Gerald Feinberg (27 May 1933 – 21 April 1992) was a Columbia University physicist, futurist and popular science author.  He spent a year as a Member of the Institute for Advanced Study, and two years at the Brookhaven Laboratories. Feinberg went to Bronx High School of Science with Steven Weinberg and Sheldon Glashow and obtained his bachelor's and graduate degrees from Columbia University. His father was Yiddish poet and journalist Leon Feinberg. Among his students were Scott Dodelson, physicist at Carnegie Mellon University.

Research

He coined the term tachyon for hypothetical faster-than-light particles and analysed their quantum field properties, predicted the existence of the muon neutrino and advocated cryonics as a public service.  He was a member of the Foresight Institute's advisory panel.

Parapsychology

Feinberg wrote a foreword to Edgar Mitchell's book Psychic Explorations (1974) in which he endorsed psychic phenomena.
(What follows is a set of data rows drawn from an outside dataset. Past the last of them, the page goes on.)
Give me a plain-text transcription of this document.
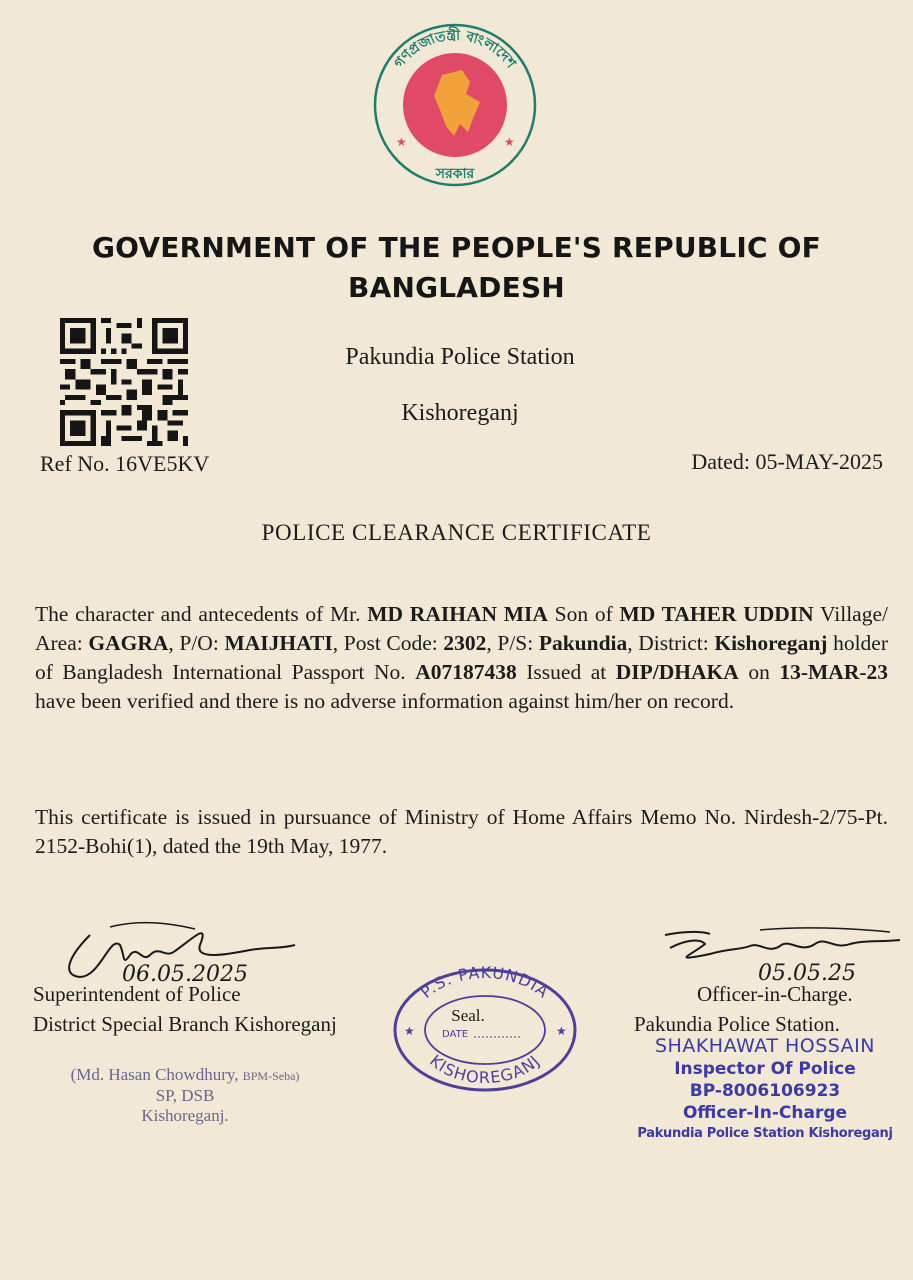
গণপ্রজাতন্ত্রী বাংলাদেশ
সরকার
★	★
GOVERNMENT OF THE PEOPLE'S REPUBLIC OF BANGLADESH
Pakundia Police Station
Kishoreganj
Ref No. 16VE5KV	Dated: 05-MAY-2025
POLICE CLEARANCE CERTIFICATE
The character and antecedents of Mr. MD RAIHAN MIA Son of MD TAHER UDDIN Village/ Area: GAGRA, P/O: MAIJHATI, Post Code: 2302, P/S: Pakundia, District: Kishoreganj holder of Bangladesh International Passport No. A07187438 Issued at DIP/DHAKA on 13-MAR-23 have been verified and there is no adverse information against him/her on record.
This certificate is issued in pursuance of Ministry of Home Affairs Memo No. Nirdesh-2/75-Pt. 2152-Bohi(1), dated the 19th May, 1977.
06.05.2025	05.05.25
Superintendent of Police
District Special Branch Kishoreganj
Officer-in-Charge.
Pakundia Police Station.
(Md. Hasan Chowdhury, BPM-Seba)
SP, DSB
Kishoreganj.
P.S. PAKUNDIA
KISHOREGANJ
Seal.
DATE
★	★
SHAKHAWAT HOSSAIN
Inspector Of Police
BP-8006106923
Officer-In-Charge
Pakundia Police Station Kishoreganj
His concept of a tachyon, a theoretical particle that travels faster than the speed of light has been advocated by some parapsychologists who claim that it could explain precognition or psychokinesis. However, there is no scientific evidence tachyon particles exist and such paranormal claims have been described as pseudoscientific.

Publications
Books
Cosmological Constants (with co-editor Jeremy Bernstein, 1986).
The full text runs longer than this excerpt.